The rapidly growing volume of genomic data, including pathogens, both invites exploration of possible phylogenetic relationships among unclassified organisms, and challenges standard techniques that require multiple sequence alignment. Further, the ability to probe variations in selection pressure e.g. among viral outbreaks, is an important characterization of the life of a virus in its biological reservoir. In this paper, we derived the probability distribution of k-mer alignment lengths between random sequences for a given optimized score to quantify the probability that a given alignment was not better than chance, and applied it to Human Papiloma Virus (HPV), primate mtDNA, and Ebola. Even for highly variable HPV types, the number of k-mers required to significantly distinguish an alignment of related genomes from random sequences was reduced from 64 for 1-mers to 6 for 3-mers and 4 for 4-mers, indicating k-mers provide sufficient specificity to be able to characterize differences in sequences by their k-mer frequencies, allowing distances based on the k-mer frequencies to proxy for evolutionary distance.
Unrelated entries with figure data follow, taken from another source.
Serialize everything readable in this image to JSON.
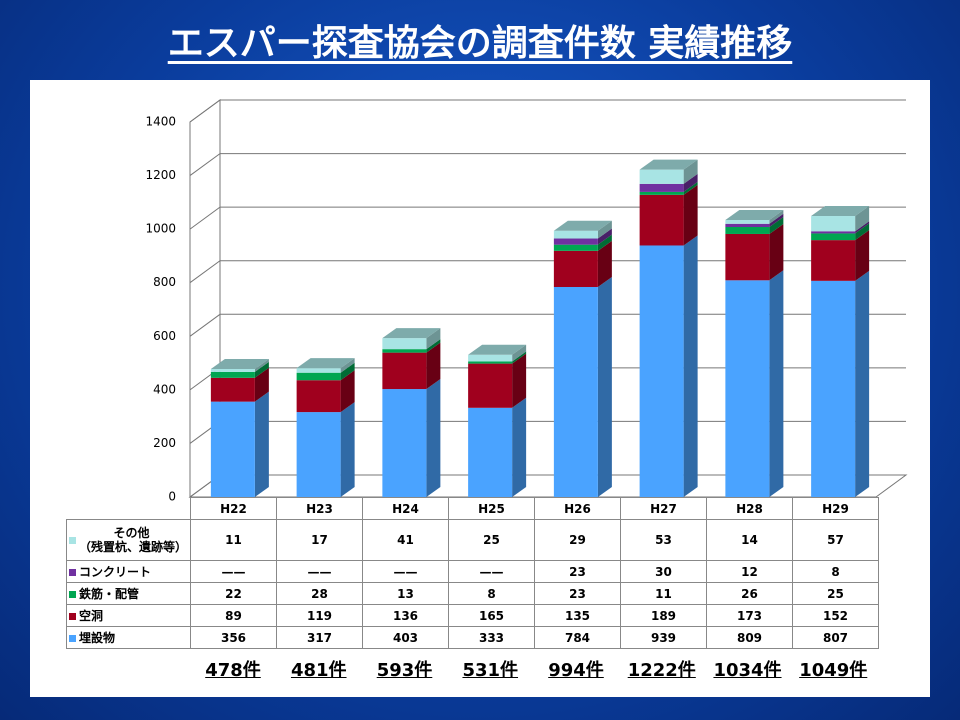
{
  "chart_data": {
    "type": "bar3d_stacked",
    "title": "エスパー探査協会の調査件数 実績推移",
    "categories": [
      "H22",
      "H23",
      "H24",
      "H25",
      "H26",
      "H27",
      "H28",
      "H29"
    ],
    "ylim": [
      0,
      1400
    ],
    "yticks": [
      0,
      200,
      400,
      600,
      800,
      1000,
      1200,
      1400
    ],
    "grid": true,
    "series": [
      {
        "name": "埋設物",
        "color": "#4aa3ff",
        "values": [
          356,
          317,
          403,
          333,
          784,
          939,
          809,
          807
        ]
      },
      {
        "name": "空洞",
        "color": "#a0001e",
        "values": [
          89,
          119,
          136,
          165,
          135,
          189,
          173,
          152
        ]
      },
      {
        "name": "鉄筋・配管",
        "color": "#00a651",
        "values": [
          22,
          28,
          13,
          8,
          23,
          11,
          26,
          25
        ]
      },
      {
        "name": "コンクリート",
        "color": "#7030a0",
        "values": [
          null,
          null,
          null,
          null,
          23,
          30,
          12,
          8
        ],
        "value_labels": [
          "——",
          "——",
          "——",
          "——",
          "23",
          "30",
          "12",
          "8"
        ]
      },
      {
        "name": "その他\n（残置杭、遺跡等）",
        "color": "#a8e4e4",
        "values": [
          11,
          17,
          41,
          25,
          29,
          53,
          14,
          57
        ]
      }
    ],
    "total_labels": [
      "478件",
      "481件",
      "593件",
      "531件",
      "994件",
      "1222件",
      "1034件",
      "1049件"
    ]
  }
}
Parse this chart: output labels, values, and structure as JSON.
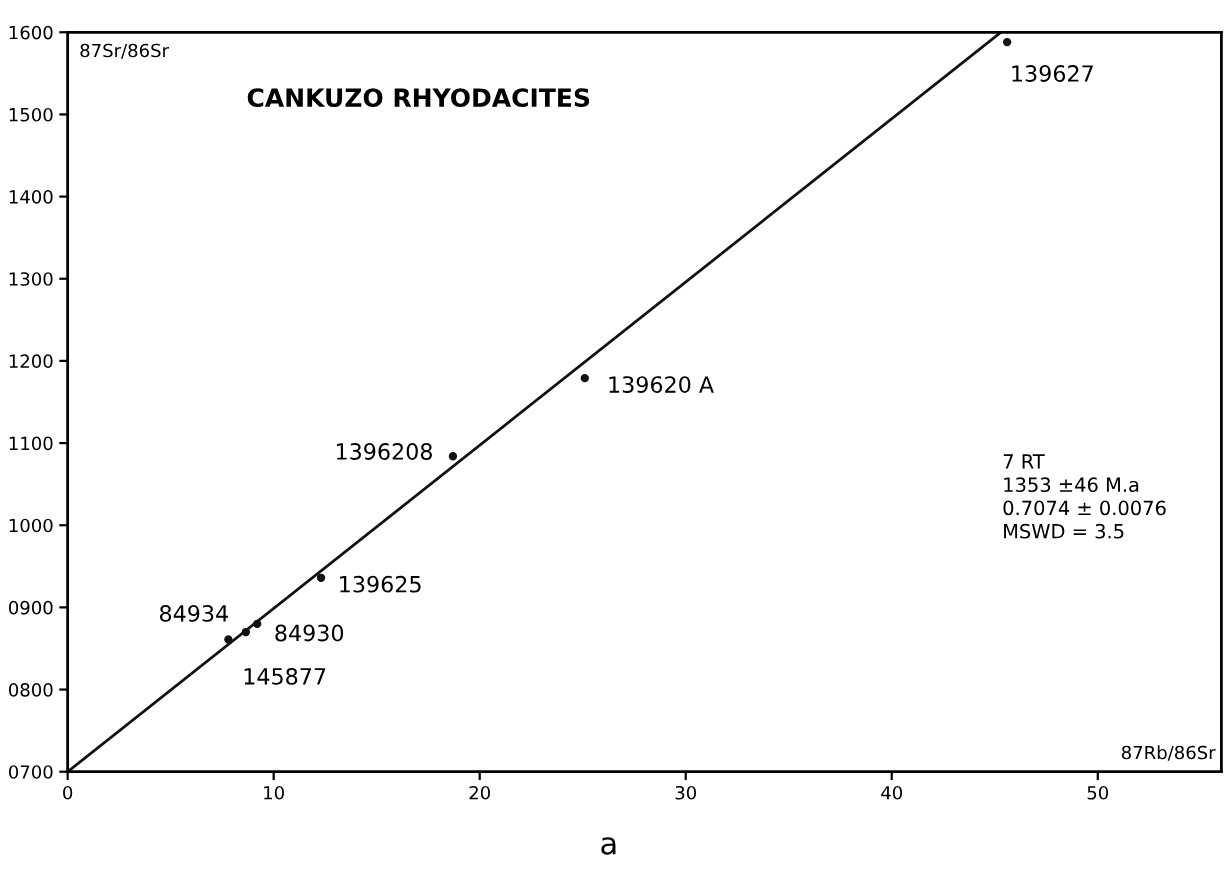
{
  "chart_data": {
    "type": "scatter",
    "title": "CANKUZO RHYODACITES",
    "xlabel": "87Rb/86Sr",
    "ylabel": "87Sr/86Sr",
    "xlim": [
      0,
      56
    ],
    "ylim": [
      700,
      1600
    ],
    "xticks": [
      0,
      10,
      20,
      30,
      40,
      50
    ],
    "yticks": [
      {
        "value": 700,
        "label": "0700"
      },
      {
        "value": 800,
        "label": "0800"
      },
      {
        "value": 900,
        "label": "0900"
      },
      1000,
      1100,
      1200,
      1300,
      1400,
      1500,
      1600
    ],
    "grid": false,
    "legend": false,
    "marker": "circle",
    "series": [
      {
        "color": "#111111",
        "x": [
          7.8,
          8.65,
          9.2,
          12.3,
          18.7,
          25.1,
          45.6
        ],
        "values": [
          861,
          870,
          880,
          936,
          1084,
          1179,
          1588
        ]
      },
      {
        "type": "line",
        "color": "#111111",
        "x": [
          0,
          45.3
        ],
        "values": [
          700,
          1600
        ],
        "line_style": "solid",
        "marker": "none"
      }
    ],
    "annotations": [
      {
        "text": "145877",
        "x": 7.8,
        "y": 861
      },
      {
        "text": "84934",
        "x": 8.65,
        "y": 870
      },
      {
        "text": "84930",
        "x": 9.2,
        "y": 880
      },
      {
        "text": "139625",
        "x": 12.3,
        "y": 936
      },
      {
        "text": "1396208",
        "x": 18.7,
        "y": 1084
      },
      {
        "text": "139620 A",
        "x": 25.1,
        "y": 1179
      },
      {
        "text": "139627",
        "x": 45.6,
        "y": 1588
      },
      "7 RT\n1353 ±46 M.a\n0.7074 ± 0.0076\nMSWD = 3.5",
      "a"
    ]
  }
}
We computed mtDNA coding sequence and Ebola phylogeny construction. Primate mtDNA coding region k-mer UPGMA phylogenies reproduced most of the expected primate phylogeny. The Mantel test, applied to RAxML and Bayesian phylogenetic distances between Ebola samples versus 3-mer frequency distances, was highly significant (≤ 1 × 10-5). We characterized differences in selection pressure between coding and non-coding regions, and of selection in early cell cycle vs. late genes in Ebola. Coding versus non-coding regions showed evidence of purifying selection, while the early vs. late cell cycle proteins showed differences with late cycle proteins resembling influenza like immunological response, noting the g-proteins are among the late genes.